How much capital does Y Combinator deploy?

How much capital does Y Combinator deploy?

YCombinator started in 2005, and has been used to launch over 3000 startups, which were collectively valued at over $300 billion as of Jan’21. Some well-known ones include Stripe, Airbnb, Coinbase, Instacart, Doordash, Dropbox and Reddit.

How does YC make money? How much capital do they deploy annually?

I was curious, so thought it would be fun to do a deep-dive.

I should caveat this by saying these are based on publicly-available numbers. We don’t know:

  • the exact number of startups
  • YC’s actual fee structure to LPs (might be different than 2/20)
  • YC Continuity (growth fund). No way to estimate this without proprietary data.

We do believe however that these numbers are ballpark-accurate for YC’s early-stage accelerator.

🙏 Shoutouts to Jonathan Golden (Partner, NEA), James Beshara (Tilt, Airbnb, active angel in 50+) for feedback and comments in putting this together. Give them a follow. If these numbers could be improved in anyway, feel free to write a comment letting me know, and we will update with the wisdom of the crowd.

YC: 2011–2021

For the first few years, YC’s check sizes were ~$20K. Ron Conway, Yuri Milner and others wrote checks upto $125K before YC itself up until 2011–12.

The ~3000 startup total is a ballpark, but we can use that to estimate YC’s first 16 years. For purposes of simplicity, we’ll assume a linear rate of 3000 startups over those 16 years.

This gets us to ~$256 million deployed capital over 16 years.

Assuming YC charges typical 2/20 fund fees to LPs, this would be $5.1m a year ($82m over 16 years) in fees, and 20% carry on the $256m deployed during that period.

By all accounts, 2008–2015 were great vintage years for VC. Funds deployed during that period have seen tremendous returns. We can safely assume that the carry proceeds from this deployed capital were in excess of the management fees charged over this period ($120m+).
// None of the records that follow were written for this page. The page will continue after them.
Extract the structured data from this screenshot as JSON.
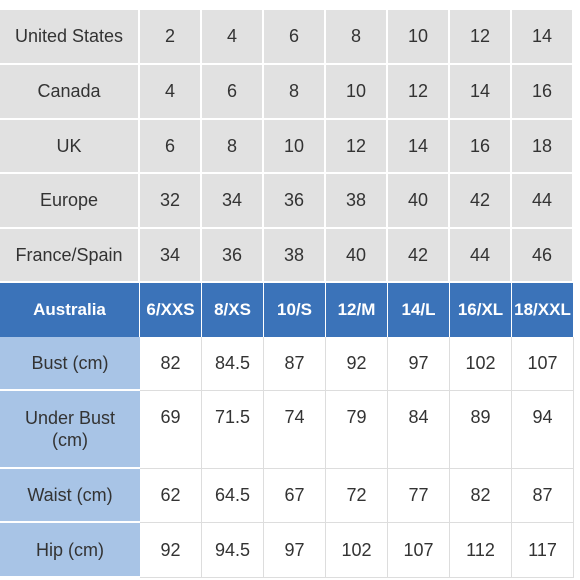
{
  "table": {
    "conversions": [
      {
        "label": "United States",
        "cells": [
          "2",
          "4",
          "6",
          "8",
          "10",
          "12",
          "14"
        ]
      },
      {
        "label": "Canada",
        "cells": [
          "4",
          "6",
          "8",
          "10",
          "12",
          "14",
          "16"
        ]
      },
      {
        "label": "UK",
        "cells": [
          "6",
          "8",
          "10",
          "12",
          "14",
          "16",
          "18"
        ]
      },
      {
        "label": "Europe",
        "cells": [
          "32",
          "34",
          "36",
          "38",
          "40",
          "42",
          "44"
        ]
      },
      {
        "label": "France/Spain",
        "cells": [
          "34",
          "36",
          "38",
          "40",
          "42",
          "44",
          "46"
        ]
      }
    ],
    "header": {
      "label": "Australia",
      "cells": [
        "6/XXS",
        "8/XS",
        "10/S",
        "12/M",
        "14/L",
        "16/XL",
        "18/XXL"
      ]
    },
    "measurements": [
      {
        "label": "Bust (cm)",
        "cells": [
          "82",
          "84.5",
          "87",
          "92",
          "97",
          "102",
          "107"
        ]
      },
      {
        "label": "Under Bust (cm)",
        "cells": [
          "69",
          "71.5",
          "74",
          "79",
          "84",
          "89",
          "94"
        ]
      },
      {
        "label": "Waist (cm)",
        "cells": [
          "62",
          "64.5",
          "67",
          "72",
          "77",
          "82",
          "87"
        ]
      },
      {
        "label": "Hip (cm)",
        "cells": [
          "92",
          "94.5",
          "97",
          "102",
          "107",
          "112",
          "117"
        ]
      }
    ]
  }
}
Assuming this capital returned in the 3x — 5x DPI range (a top 5% fund, which we’d expect with YC), we can estimate total returns to YC:

Not too shabby at all 🤔

The new YC: 2022 — onwards

In January 2022, YC announced their new deal — $500K for startups, up from $125K previously. This was in response to liquidity flooding the ecosystem, and competitive pressures from early-stage funds and other accelerators.

$125K for 7% just didn’t cut it anymore.

Their new deal still takes a guaranteed 7%, but also adds an extra $375k towards the next round, helping to accelerate a startup’s fundraising process.

Their batch sizes, which had been creeping up over the years, also increased tremendously. YC now does 2 batches of approximately ~400 startups each per year.

This is a 10X, order-of-magnitude change. YC will deploy more capital this year, than the last 16 years put together 🤯 🤯 🤯

At this rate, over the next 16 years, YC will deploy $6.4 billion, putting them in the position of a Top 10 VC fund.

If we assume startup investing won’t disappear, and YC will continue to run these large batch sizes, then YC’s total revenues can be extrapolated over the next 16 years:

Returns to YC: 2022–2038

The New Deal: Brave New World

YC’s new deal has allowed them to support many more startups than was possible previously. This is net good and hugely positive for startups and the world, particularly since there is capacity now to support more startups from around the world (over half the recent batch was international).

But looking at the numbers, we can see that this was great for YC as well, a 24X growth in the top-line for the accelerator 🚀

This means that in addition to being one of the best-performing funds of all time, YCombinator is also now pulling in revenues & fees in the same order of magnitude as some of the largest private funds out there — Tiger, Blackrock, Insight, Coatue, Sequoia, a16z etc.

Let that sink in. It’s a brave new world out there.